Papel & Película: Ainda Estou Aqui (2024)
*A coluna Papel & Película trata de literatura e cinema
através de artigos sobre adaptações de obras literárias para o audiovisual.
Escrevi a coluna semanalmente durante alguns anos para o finado site Leia
Literatura. Este é um artigo inédito*
Eu não podia deixar de participar do maior
evento cinematográfico do Brasil em 2024: a estreia do nosso candidato ao Oscar
e premiado no Festival de Veneza. “Ainda Estou Aqui” já é um sucesso comercial
imenso, com mais de 8,5 milhões arrecadados no primeiro final de semana de
exibição nos cinemas. Fui no quinto dia após a estreia e contribuí com meus 39
reais para a bilheteria. E não saí da sessão nem um pouco decepcionada.

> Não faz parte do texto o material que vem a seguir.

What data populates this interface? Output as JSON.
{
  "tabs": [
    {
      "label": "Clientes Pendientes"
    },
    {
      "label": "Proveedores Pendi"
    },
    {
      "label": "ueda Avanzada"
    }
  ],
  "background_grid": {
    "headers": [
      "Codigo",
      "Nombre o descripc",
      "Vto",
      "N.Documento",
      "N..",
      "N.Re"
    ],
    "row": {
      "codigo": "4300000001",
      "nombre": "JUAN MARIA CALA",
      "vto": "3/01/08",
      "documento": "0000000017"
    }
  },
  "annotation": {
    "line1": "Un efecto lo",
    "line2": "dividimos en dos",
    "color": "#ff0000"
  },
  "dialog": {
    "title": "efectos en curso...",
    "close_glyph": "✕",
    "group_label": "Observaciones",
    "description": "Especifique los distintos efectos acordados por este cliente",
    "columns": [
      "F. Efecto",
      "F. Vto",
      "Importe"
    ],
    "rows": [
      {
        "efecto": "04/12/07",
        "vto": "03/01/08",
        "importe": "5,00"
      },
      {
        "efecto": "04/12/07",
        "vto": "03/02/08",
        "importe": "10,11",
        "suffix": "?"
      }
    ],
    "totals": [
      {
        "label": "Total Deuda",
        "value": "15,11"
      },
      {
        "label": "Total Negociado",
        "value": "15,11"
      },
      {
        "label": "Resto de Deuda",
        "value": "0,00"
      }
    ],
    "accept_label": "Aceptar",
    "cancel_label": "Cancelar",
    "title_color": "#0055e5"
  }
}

A história contada é de quem fica. Quem fica é
Eunice Paiva (Fernanda Torres). Quem vai é seu marido, o ex-deputado Rubens
Paiva (Selton Mello). Vai, não: é brutalmente levado por agentes da ditadura
para “prestar depoimento”. Dias depois Eunice e sua filha adolescente também
são levadas para depor e passam por tortura psicológica. Os dias de horror nos
porões da ditadura incentivam Eunice a ir com seus cinco filhos para São Paulo
e escrever um novo capítulo na vida da família sem, contudo, esquecer o passado.
Afinal, quem esquece o passado não tem futuro.
O ponto de partida – mas não guia fiel – do filme
é o livro homônimo do único filho homem de Eunice, Marcelo Rubens Paiva,
publicado em 2015. A obra literária parte das visões de uma criança, o próprio
Marcelo, sobre o contexto histórico funesto, enquanto a cinematográfica tem a
visão de Eunice. No livro, Marcelo ainda discorre longamente sobre o
diagnóstico e tratamento do Alzheimer de Eunice no fim da vida, enquanto no
filme esse capítulo se resume a uma única, porém forte, cena, na qual Fernanda
Montenegro dá um show de atuação sem dizer uma única palavra.
Durante a sessão, que foi às 14h15 e ainda tinha um público considerável de senhorinhas, de repente uma mosca quase entrou no meu nariz. Uma metáfora perfeita para os neoconservadores pedindo a volta da ditadura: você está cuidando da sua vida - o que eles também deveriam fazer, mas não conseguem - quando eles chegam e tentam dar o bote. Mas, felizmente como a mosca, não conseguem seu intento de infiltrar nas entranhas das pessoas e da política.
Disse no Twitter do Cine Suffragette e repito: negar
a ditadura brasileira é como negar o Holocausto. E pedir por uma nova ditadura
deveria ser crime contra a Humanidade. Por isso, mais do que nunca, essas
histórias precisam ser contadas. Duras histórias reais como a de Rubens e
Eunice, ou igualmente duras histórias inspiradas em histórias reais, como no meu
romance Anos de Chumbo, que de uns tempos para cá se tornou leitura
obrigatória. Obrigatório também é o filme, que já nasceu clássico – e pode nos
ajudar a ganhar o tão sonhado Oscar.